Но я ещё крепче обнимаю её, и она напрасно вырывается, потому что позади неё угол купе, и напрасно бьёт меня в грудь руками, потому что я всё плотнее прижимаюсь к ней. Я грубо валю её на полку и овладеваю ею, хотя она начинает истерически рыдать от бессильной ярости, боли и унижения, что усиливает моё удовольствие победителя.

Лицемерка.


* * *

То ли оттого, что я бывал в Стамбуле, то ли оттого, что у меня много работы, но город не производит на меня впечатления, ни его пёстрая толпа, ни Золотой рог, а единственное, что я помню о том утре, так это — жара. Да, погода была теплее, чем хотелось бы.

Мэри кажется совершенно разбитой, но какой-то успокоенной или просто безучастной, и я оставляю её в отеле, в двухкомнатном номере-люкс, — она мне пока не нужна.

Беру такси, показываю шофёру визитную карточку с написанным на ней адресом, и мы едем в незнакомое мне место. Проплутав довольно долго по кривым улочкам, выезжаем за город на дорогу, по обеим сторонам которой утопающие в зелени виллы. Наконец машина останавливается перед высокой железной оградой, сквозь которую видны кусты экзотических растений.

Вылезаю из такси, подхожу к внушительной металлической двери и нажимаю на медный звонок.
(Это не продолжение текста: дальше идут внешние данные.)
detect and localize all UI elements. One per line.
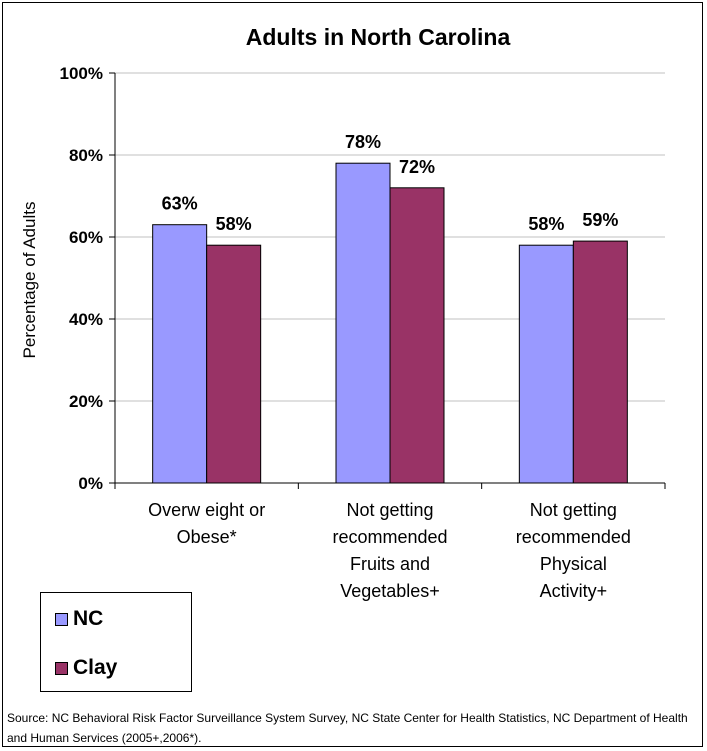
- legend: NC Clay: [40, 592, 192, 692]
- y-tick-label: 100%: [60, 64, 103, 83]
- bars: [152, 162, 628, 484]
- x-category-label: Physical: [540, 554, 607, 574]
- data-label-nc-1: 78%: [345, 132, 381, 152]
- legend-label-nc: NC: [73, 607, 104, 630]
- x-category-label: Not getting: [346, 500, 433, 520]
- bar-clay-2: [572, 240, 628, 484]
- x-category-label: Activity+: [540, 581, 608, 601]
- x-category-label: recommended: [516, 527, 631, 547]
- chart-title: Adults in North Carolina: [246, 24, 511, 50]
- data-label-nc-0: 63%: [162, 194, 198, 214]
- data-label-clay-2: 59%: [582, 210, 618, 230]
- y-tick-label: 20%: [69, 392, 103, 411]
- x-category-label: Overw eight or: [148, 500, 265, 520]
- data-label-clay-0: 58%: [216, 214, 252, 234]
- legend-item-nc: NC: [55, 607, 103, 631]
- legend-label-clay: Clay: [73, 656, 118, 679]
- data-label-nc-2: 58%: [528, 214, 564, 234]
- x-category-label: Vegetables+: [340, 581, 440, 601]
- bar-nc-1: [335, 162, 391, 484]
- y-axis-label: Percentage of Adults: [20, 202, 39, 359]
- bar-clay-0: [206, 244, 262, 484]
- bar-clay-1: [389, 187, 445, 484]
- data-labels: 63% 58% 78% 72% 58% 59%: [162, 132, 619, 234]
- data-label-clay-1: 72%: [399, 157, 435, 177]
- source-note: Source: NC Behavioral Risk Factor Survei…: [7, 711, 688, 745]
- legend-swatch-clay: [55, 661, 68, 675]
- legend-swatch-nc: [55, 612, 68, 626]
- legend-item-clay: Clay: [55, 656, 117, 680]
- axes: 0% 20% 40% 60% 80% 100% Overw eight or Obese* No…: [60, 64, 666, 601]
- bar-nc-0: [152, 224, 208, 484]
- y-tick-label: 60%: [69, 228, 103, 247]
- x-category-label: recommended: [332, 527, 447, 547]
- y-tick-label: 0%: [78, 474, 103, 493]
- x-category-label: Fruits and: [350, 554, 430, 574]
- bar-chart: Adults in North Carolina Percentage of A…: [20, 24, 666, 601]
- x-category-label: Not getting: [530, 500, 617, 520]
- x-category-label: Obese*: [177, 527, 237, 547]
- bar-nc-2: [518, 244, 574, 484]
- y-tick-label: 40%: [69, 310, 103, 329]
- y-tick-label: 80%: [69, 146, 103, 165]
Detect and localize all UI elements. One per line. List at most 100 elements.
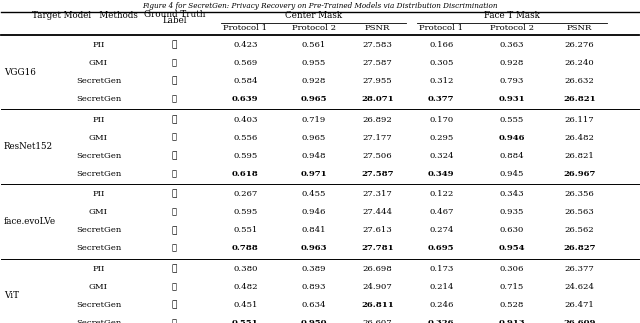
Text: 0.467: 0.467 [429, 208, 454, 216]
Text: 0.377: 0.377 [428, 95, 454, 103]
Text: 0.451: 0.451 [233, 301, 257, 309]
Text: 27.955: 27.955 [363, 77, 392, 85]
Text: 26.482: 26.482 [564, 134, 594, 142]
Text: 0.166: 0.166 [429, 41, 454, 49]
Text: 0.788: 0.788 [232, 245, 259, 253]
Text: 27.587: 27.587 [361, 170, 394, 178]
Text: 0.955: 0.955 [301, 59, 326, 67]
Text: 0.931: 0.931 [499, 95, 525, 103]
Text: 0.595: 0.595 [233, 208, 257, 216]
Text: 0.214: 0.214 [429, 283, 454, 291]
Text: SecretGen: SecretGen [76, 301, 121, 309]
Text: 0.971: 0.971 [300, 170, 327, 178]
Text: 0.246: 0.246 [429, 301, 454, 309]
Text: 0.551: 0.551 [233, 226, 257, 234]
Text: 0.946: 0.946 [301, 208, 326, 216]
Text: 0.695: 0.695 [428, 245, 454, 253]
Text: 0.455: 0.455 [301, 190, 326, 198]
Text: 26.967: 26.967 [563, 170, 595, 178]
Text: Ground Truth: Ground Truth [143, 10, 205, 19]
Text: 0.403: 0.403 [233, 116, 257, 124]
Text: 27.613: 27.613 [363, 226, 392, 234]
Text: 0.312: 0.312 [429, 77, 454, 85]
Text: 26.821: 26.821 [563, 95, 596, 103]
Text: 0.893: 0.893 [301, 283, 326, 291]
Text: SecretGen: SecretGen [76, 170, 121, 178]
Text: 0.945: 0.945 [499, 170, 524, 178]
Text: 27.506: 27.506 [363, 152, 392, 160]
Text: 26.892: 26.892 [363, 116, 392, 124]
Text: Center Mask: Center Mask [285, 11, 342, 20]
Text: ✗: ✗ [172, 41, 177, 49]
Text: ✗: ✗ [172, 190, 177, 199]
Text: ✓: ✓ [172, 134, 177, 142]
Text: PSNR: PSNR [365, 24, 390, 32]
Text: SecretGen: SecretGen [76, 319, 121, 323]
Text: 0.630: 0.630 [499, 226, 524, 234]
Text: Protocol 1: Protocol 1 [223, 24, 268, 32]
Text: 26.562: 26.562 [564, 226, 594, 234]
Text: 26.563: 26.563 [564, 208, 594, 216]
Text: 27.177: 27.177 [363, 134, 392, 142]
Text: 0.363: 0.363 [499, 41, 524, 49]
Text: 26.632: 26.632 [564, 77, 594, 85]
Text: PII: PII [92, 265, 104, 273]
Text: 27.781: 27.781 [361, 245, 394, 253]
Text: 27.587: 27.587 [363, 59, 392, 67]
Text: ResNet152: ResNet152 [4, 142, 53, 151]
Text: VGG16: VGG16 [4, 68, 36, 77]
Text: 0.913: 0.913 [499, 319, 525, 323]
Text: 0.963: 0.963 [300, 245, 327, 253]
Text: 0.305: 0.305 [429, 59, 454, 67]
Text: Protocol 2: Protocol 2 [292, 24, 335, 32]
Text: 24.907: 24.907 [363, 283, 392, 291]
Text: SecretGen: SecretGen [76, 226, 121, 234]
Text: 0.561: 0.561 [301, 41, 326, 49]
Text: GMI: GMI [89, 134, 108, 142]
Text: 26.117: 26.117 [564, 116, 594, 124]
Text: 0.343: 0.343 [499, 190, 524, 198]
Text: PSNR: PSNR [566, 24, 592, 32]
Text: 26.276: 26.276 [564, 41, 594, 49]
Text: 0.946: 0.946 [499, 134, 525, 142]
Text: 28.071: 28.071 [361, 95, 394, 103]
Text: ✗: ✗ [172, 77, 177, 86]
Text: 0.928: 0.928 [301, 77, 326, 85]
Text: ✗: ✗ [172, 264, 177, 273]
Text: 0.380: 0.380 [233, 265, 257, 273]
Text: 0.555: 0.555 [499, 116, 524, 124]
Text: 0.928: 0.928 [499, 59, 524, 67]
Text: ✓: ✓ [172, 95, 177, 103]
Text: 0.884: 0.884 [499, 152, 524, 160]
Text: ✗: ✗ [172, 115, 177, 124]
Text: Protocol 1: Protocol 1 [419, 24, 463, 32]
Text: ✓: ✓ [172, 319, 177, 323]
Text: 27.444: 27.444 [362, 208, 392, 216]
Text: PII: PII [92, 116, 104, 124]
Text: ViT: ViT [4, 291, 19, 300]
Text: 0.965: 0.965 [300, 95, 327, 103]
Text: 26.377: 26.377 [564, 265, 594, 273]
Text: 0.389: 0.389 [301, 265, 326, 273]
Text: 0.170: 0.170 [429, 116, 454, 124]
Text: face.evoLVe: face.evoLVe [4, 217, 56, 226]
Text: 0.950: 0.950 [300, 319, 327, 323]
Text: 0.793: 0.793 [499, 77, 524, 85]
Text: ✗: ✗ [172, 151, 177, 160]
Text: 26.471: 26.471 [564, 301, 594, 309]
Text: 0.719: 0.719 [301, 116, 326, 124]
Text: 0.295: 0.295 [429, 134, 454, 142]
Text: ✓: ✓ [172, 283, 177, 291]
Text: 0.326: 0.326 [428, 319, 454, 323]
Text: Face T Mask: Face T Mask [484, 11, 540, 20]
Text: 26.240: 26.240 [564, 59, 594, 67]
Text: 0.639: 0.639 [232, 95, 259, 103]
Text: 0.423: 0.423 [233, 41, 257, 49]
Text: 24.624: 24.624 [564, 283, 594, 291]
Text: GMI: GMI [89, 283, 108, 291]
Text: 0.556: 0.556 [233, 134, 257, 142]
Text: 0.948: 0.948 [301, 152, 326, 160]
Text: 26.607: 26.607 [363, 319, 392, 323]
Text: ✗: ✗ [172, 226, 177, 235]
Text: 0.715: 0.715 [499, 283, 524, 291]
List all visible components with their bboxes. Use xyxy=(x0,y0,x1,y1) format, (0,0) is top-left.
Дверь, очевидно, снабжена невидимым наблюдательным устройством, поскольку через минуту она сама отодвигается и открывает передо мной длинную, посыпанную мелким гравием аллею, ведущую к изящной белой вилле в тени больших деревьев.

Человек, который стоит на широкой террасе и спокойно смотрит на меня, мне не знаком, но это не мешает мне сразу же догадаться, что это не лакей, а хозяин виллы. Не очень большого роста, но если говорить о весе, то его можно отнести к тяжеловесам. И всё-таки он выглядит не столько полным, сколько плотным, крепким и я бы добавил, косматым, как кокосовый орех.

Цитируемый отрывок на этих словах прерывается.